- Sire: Lively One
- Grandsire: Halo
- Dam: Twosies Answer
- Damsire: Two's a Plenty
- Sex: Stallion
- Foaled: 1996
- Country: United States
- Colour: Bay
- Breeder: John A. Franks
- Owner: John A. Franks
- Trainer: Bobby C. Barnett
- Record: 14: 4-4-0
- Earnings: $938,296

Major wins
- Sport of Kings Futurity (1998) Breeders' Cup wins: Breeders' Cup Juvenile (1998)

Awards
- American Champion Two-Year-Old Colt (1998)

= Answer Lively =

American Thoroughbred racehorse

Answer Lively (1996–2003) was an American Champion Thoroughbred racehorse owned and bred by John Franks, a Louisiana oilman and winner of a record four Eclipse Awards for Outstanding Owner.

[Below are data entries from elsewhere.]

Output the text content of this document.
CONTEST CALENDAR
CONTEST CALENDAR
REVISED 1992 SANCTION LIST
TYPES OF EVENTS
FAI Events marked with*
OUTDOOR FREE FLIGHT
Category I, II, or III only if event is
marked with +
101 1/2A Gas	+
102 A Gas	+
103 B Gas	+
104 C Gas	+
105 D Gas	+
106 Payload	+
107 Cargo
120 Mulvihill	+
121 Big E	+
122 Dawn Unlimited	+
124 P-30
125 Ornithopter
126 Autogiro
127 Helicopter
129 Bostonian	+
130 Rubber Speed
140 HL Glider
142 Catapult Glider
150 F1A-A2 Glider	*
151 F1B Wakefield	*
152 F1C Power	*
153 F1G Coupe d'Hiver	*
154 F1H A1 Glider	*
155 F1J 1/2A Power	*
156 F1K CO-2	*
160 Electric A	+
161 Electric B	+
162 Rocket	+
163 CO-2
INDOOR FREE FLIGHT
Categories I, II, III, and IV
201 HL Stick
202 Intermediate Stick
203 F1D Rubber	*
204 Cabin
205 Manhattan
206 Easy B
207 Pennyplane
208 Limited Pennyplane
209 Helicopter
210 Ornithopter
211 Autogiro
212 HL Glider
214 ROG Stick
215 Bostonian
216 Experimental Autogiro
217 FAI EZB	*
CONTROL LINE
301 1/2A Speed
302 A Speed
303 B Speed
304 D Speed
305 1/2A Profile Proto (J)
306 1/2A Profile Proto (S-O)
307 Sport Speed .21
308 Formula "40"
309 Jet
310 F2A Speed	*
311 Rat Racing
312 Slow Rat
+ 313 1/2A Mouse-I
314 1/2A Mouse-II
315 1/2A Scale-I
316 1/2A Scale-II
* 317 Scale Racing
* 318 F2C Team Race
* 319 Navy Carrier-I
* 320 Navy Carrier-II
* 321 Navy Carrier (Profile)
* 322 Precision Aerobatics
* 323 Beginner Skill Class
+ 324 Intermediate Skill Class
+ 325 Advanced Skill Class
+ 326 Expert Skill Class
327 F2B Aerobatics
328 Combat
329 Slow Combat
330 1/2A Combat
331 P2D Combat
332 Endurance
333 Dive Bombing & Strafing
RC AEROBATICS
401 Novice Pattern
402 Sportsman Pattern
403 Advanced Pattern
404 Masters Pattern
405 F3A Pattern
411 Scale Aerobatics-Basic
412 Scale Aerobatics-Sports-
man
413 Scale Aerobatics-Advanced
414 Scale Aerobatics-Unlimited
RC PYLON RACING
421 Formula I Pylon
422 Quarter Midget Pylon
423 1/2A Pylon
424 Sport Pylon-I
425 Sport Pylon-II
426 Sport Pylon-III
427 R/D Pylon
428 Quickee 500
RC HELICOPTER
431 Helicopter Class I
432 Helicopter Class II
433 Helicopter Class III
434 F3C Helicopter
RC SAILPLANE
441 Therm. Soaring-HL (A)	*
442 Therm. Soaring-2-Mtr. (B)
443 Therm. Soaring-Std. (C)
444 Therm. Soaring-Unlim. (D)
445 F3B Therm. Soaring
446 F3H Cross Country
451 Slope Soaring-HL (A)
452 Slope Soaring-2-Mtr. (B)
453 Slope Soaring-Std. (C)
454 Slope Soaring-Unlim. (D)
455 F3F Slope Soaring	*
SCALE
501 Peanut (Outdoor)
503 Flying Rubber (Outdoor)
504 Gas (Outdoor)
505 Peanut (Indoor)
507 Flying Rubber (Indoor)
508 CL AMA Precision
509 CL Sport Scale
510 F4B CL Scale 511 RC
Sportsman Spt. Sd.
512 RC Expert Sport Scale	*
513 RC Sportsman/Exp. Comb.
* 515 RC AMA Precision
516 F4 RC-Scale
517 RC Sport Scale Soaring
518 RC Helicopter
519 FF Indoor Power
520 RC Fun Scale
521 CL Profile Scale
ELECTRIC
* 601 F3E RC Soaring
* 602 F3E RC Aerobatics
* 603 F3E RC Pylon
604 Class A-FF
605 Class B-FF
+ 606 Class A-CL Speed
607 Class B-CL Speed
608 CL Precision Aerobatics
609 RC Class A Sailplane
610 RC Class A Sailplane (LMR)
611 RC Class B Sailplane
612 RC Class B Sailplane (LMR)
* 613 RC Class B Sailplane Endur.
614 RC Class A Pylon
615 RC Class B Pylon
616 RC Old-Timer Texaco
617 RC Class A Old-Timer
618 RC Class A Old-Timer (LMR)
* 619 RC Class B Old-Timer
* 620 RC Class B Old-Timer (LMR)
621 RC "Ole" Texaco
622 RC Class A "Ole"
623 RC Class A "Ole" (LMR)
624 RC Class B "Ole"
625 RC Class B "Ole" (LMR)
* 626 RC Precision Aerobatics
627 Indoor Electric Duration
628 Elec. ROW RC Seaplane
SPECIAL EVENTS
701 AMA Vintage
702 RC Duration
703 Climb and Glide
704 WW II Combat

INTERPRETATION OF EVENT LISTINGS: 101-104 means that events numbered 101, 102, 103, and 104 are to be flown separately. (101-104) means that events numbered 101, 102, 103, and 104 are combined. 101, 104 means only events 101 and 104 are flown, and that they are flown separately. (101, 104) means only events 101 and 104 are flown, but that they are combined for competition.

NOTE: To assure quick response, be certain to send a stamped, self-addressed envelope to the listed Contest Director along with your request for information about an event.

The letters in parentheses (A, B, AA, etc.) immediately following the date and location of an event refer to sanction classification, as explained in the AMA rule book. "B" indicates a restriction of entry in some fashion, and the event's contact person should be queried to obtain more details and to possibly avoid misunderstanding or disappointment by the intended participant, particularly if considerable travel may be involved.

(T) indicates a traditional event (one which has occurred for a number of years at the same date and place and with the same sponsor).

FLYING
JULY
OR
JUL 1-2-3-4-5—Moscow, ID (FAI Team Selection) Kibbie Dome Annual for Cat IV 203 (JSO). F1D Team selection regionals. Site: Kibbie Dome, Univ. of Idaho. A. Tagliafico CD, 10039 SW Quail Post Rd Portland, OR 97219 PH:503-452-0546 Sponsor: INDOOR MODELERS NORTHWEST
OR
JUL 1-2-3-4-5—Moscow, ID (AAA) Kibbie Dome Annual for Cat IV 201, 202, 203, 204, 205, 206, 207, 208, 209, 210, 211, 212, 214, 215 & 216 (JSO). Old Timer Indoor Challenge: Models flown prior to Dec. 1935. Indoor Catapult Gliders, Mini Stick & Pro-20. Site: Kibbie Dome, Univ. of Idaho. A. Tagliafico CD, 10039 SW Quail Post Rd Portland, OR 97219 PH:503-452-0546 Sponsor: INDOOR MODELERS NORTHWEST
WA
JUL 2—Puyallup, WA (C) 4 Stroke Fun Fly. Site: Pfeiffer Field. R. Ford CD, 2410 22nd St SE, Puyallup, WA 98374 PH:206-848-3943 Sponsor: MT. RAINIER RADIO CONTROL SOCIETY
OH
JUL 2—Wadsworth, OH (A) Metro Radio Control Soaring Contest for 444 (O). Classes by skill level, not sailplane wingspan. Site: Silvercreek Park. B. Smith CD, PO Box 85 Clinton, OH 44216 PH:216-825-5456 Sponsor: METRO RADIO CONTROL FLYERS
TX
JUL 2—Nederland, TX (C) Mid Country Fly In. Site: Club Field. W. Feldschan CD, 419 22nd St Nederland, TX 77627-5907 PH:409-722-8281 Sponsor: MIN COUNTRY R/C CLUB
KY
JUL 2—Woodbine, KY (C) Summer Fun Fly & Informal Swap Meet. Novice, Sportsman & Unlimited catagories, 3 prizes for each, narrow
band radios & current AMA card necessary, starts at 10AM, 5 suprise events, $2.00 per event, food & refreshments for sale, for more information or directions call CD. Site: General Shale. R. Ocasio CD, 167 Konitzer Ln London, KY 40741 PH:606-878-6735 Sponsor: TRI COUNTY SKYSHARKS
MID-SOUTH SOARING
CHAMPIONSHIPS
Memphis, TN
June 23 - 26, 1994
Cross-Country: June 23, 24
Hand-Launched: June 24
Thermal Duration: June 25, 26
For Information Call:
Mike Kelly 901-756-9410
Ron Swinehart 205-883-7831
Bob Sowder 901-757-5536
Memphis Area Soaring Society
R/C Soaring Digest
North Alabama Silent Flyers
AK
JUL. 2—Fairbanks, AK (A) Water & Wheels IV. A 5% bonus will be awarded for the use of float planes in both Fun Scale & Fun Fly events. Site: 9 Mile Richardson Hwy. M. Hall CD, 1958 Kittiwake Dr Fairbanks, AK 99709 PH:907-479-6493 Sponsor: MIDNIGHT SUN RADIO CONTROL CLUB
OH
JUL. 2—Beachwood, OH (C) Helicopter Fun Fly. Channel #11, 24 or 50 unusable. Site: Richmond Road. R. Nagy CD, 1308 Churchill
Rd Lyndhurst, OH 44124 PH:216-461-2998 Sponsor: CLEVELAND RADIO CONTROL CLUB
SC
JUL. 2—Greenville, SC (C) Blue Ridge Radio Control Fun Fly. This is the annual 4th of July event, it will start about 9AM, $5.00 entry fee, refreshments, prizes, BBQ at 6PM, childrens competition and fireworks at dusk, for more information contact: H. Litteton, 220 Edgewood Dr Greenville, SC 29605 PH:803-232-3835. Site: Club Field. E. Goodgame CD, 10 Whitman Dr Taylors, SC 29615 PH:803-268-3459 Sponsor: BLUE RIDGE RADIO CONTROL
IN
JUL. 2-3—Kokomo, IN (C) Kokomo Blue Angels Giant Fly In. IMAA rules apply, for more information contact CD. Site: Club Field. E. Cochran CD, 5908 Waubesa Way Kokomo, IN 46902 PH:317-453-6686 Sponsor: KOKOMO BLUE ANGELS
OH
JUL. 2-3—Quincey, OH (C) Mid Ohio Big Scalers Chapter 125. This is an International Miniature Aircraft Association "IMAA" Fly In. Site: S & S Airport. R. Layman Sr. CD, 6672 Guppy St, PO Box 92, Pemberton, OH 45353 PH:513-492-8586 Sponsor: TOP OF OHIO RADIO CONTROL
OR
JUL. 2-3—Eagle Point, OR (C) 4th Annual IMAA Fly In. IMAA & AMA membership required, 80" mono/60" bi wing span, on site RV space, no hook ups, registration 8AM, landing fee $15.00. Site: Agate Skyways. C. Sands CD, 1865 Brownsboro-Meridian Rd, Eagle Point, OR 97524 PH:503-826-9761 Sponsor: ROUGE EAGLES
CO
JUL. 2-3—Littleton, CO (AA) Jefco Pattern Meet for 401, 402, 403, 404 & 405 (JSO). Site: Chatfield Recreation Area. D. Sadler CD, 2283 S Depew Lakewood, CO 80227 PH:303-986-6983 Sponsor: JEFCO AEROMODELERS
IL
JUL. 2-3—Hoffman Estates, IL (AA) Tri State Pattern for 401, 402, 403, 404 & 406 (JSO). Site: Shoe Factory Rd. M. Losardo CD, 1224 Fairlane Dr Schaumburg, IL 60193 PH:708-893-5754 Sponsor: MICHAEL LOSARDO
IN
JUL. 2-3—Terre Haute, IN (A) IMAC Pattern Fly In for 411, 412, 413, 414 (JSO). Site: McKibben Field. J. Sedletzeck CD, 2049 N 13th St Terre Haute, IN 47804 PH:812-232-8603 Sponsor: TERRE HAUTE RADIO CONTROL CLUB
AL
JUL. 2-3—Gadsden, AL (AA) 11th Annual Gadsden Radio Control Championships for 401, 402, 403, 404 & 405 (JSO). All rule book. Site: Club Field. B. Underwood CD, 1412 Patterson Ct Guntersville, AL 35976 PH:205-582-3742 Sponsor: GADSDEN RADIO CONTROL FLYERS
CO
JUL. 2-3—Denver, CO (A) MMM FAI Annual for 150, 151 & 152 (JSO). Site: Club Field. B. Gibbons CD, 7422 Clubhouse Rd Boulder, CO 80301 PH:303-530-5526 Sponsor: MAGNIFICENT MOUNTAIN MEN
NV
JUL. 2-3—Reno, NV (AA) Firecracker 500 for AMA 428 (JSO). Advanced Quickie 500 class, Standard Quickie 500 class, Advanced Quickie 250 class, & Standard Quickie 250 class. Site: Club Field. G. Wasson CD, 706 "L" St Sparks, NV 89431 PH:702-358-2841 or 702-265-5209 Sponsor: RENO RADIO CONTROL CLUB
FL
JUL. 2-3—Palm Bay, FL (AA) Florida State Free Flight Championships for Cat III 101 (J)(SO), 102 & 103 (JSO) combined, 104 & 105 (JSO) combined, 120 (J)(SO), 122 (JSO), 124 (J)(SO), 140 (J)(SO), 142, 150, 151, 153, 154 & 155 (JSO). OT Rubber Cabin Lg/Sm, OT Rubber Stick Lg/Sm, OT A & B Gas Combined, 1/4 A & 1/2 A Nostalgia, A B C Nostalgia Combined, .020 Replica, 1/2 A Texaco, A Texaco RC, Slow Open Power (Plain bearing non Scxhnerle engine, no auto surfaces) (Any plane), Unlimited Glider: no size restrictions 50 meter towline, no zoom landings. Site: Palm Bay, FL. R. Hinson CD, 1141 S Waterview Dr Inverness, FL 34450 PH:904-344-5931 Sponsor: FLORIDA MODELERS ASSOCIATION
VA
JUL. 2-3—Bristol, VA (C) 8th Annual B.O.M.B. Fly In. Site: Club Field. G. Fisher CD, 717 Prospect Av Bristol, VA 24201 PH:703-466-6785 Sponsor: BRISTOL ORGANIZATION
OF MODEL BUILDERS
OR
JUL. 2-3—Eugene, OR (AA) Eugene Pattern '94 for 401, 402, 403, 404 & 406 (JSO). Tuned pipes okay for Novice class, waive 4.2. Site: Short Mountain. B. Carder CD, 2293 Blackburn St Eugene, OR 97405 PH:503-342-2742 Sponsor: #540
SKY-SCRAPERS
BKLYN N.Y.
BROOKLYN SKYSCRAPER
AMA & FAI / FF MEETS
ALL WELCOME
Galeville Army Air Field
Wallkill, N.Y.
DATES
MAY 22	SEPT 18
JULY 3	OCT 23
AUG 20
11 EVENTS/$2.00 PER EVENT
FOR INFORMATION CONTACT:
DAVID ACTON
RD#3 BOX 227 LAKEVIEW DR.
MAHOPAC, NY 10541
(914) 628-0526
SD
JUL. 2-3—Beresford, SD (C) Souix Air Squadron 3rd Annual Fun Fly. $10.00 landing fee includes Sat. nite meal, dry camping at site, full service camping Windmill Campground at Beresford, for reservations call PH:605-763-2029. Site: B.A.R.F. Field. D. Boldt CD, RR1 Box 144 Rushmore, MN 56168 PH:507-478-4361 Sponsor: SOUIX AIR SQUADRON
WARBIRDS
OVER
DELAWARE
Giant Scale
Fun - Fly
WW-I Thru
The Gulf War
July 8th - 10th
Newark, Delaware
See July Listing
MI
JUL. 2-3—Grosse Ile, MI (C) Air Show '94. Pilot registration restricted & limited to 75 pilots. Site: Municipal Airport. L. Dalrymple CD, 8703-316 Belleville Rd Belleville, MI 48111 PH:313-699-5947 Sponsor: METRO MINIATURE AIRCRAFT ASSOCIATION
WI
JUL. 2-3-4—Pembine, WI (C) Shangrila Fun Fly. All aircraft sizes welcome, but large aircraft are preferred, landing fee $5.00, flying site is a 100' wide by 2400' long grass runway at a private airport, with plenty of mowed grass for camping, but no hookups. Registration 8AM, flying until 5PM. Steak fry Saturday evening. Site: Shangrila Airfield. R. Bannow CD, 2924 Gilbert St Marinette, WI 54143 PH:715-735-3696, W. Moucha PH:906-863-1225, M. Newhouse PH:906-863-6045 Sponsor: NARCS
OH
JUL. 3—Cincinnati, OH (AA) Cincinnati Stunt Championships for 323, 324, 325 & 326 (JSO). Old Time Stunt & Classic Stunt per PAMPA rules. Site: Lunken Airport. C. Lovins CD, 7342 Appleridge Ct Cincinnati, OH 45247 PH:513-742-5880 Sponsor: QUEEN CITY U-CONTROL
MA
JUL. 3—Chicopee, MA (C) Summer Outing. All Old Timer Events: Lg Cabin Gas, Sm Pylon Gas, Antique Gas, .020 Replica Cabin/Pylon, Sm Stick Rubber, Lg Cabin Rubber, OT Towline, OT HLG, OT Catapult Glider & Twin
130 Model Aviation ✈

Trained by Bobby Barnett, at age two Answer Lively made seven starts, winning four and finishing second once. He won the Sport of Kings Futurity at Louisiana Downs and was second in the Breeders' Futurity Stakes at Keeneland Race Course before capturing the most important win of his career. The colt gave owner John Franks his first ever Breeders' Cup winner when jockey Jerry Bailey rode him to victory in the Breeders' Cup Juvenile. His 1998 performances earned Answer Lively the Eclipse Award as the American Champion Two-Year-Old Colt.

At age three, Answer Lively raced seven more times, earning three seconds but without a win. In that year's Kentucky Derby he finished tenth then started two more times before being injured. After an eight-month layoff, in June 2000 his owner announced the colt was being retired from racing due to a hairline fracture to a sesamoid in his left front leg. Under a partnership agreement with the Hill 'n' Dale Farms Lexington, Kentucky breeding farm, he was to stand there at stud in 2001. However, fertility problems led to Answer Lively being treated at John Franks Southland Division near Ocala, Florida. Unsuccessful, he was pensioned without ever siring any offspring and sent to live at Twin Oaks Farm near Murchison, Texas.

In October 2003, Answer Lively's owner announced that the seven-year-old horse had died of a heart attack nearly six months earlier on April 28, 2003, and was buried at Twin Oaks.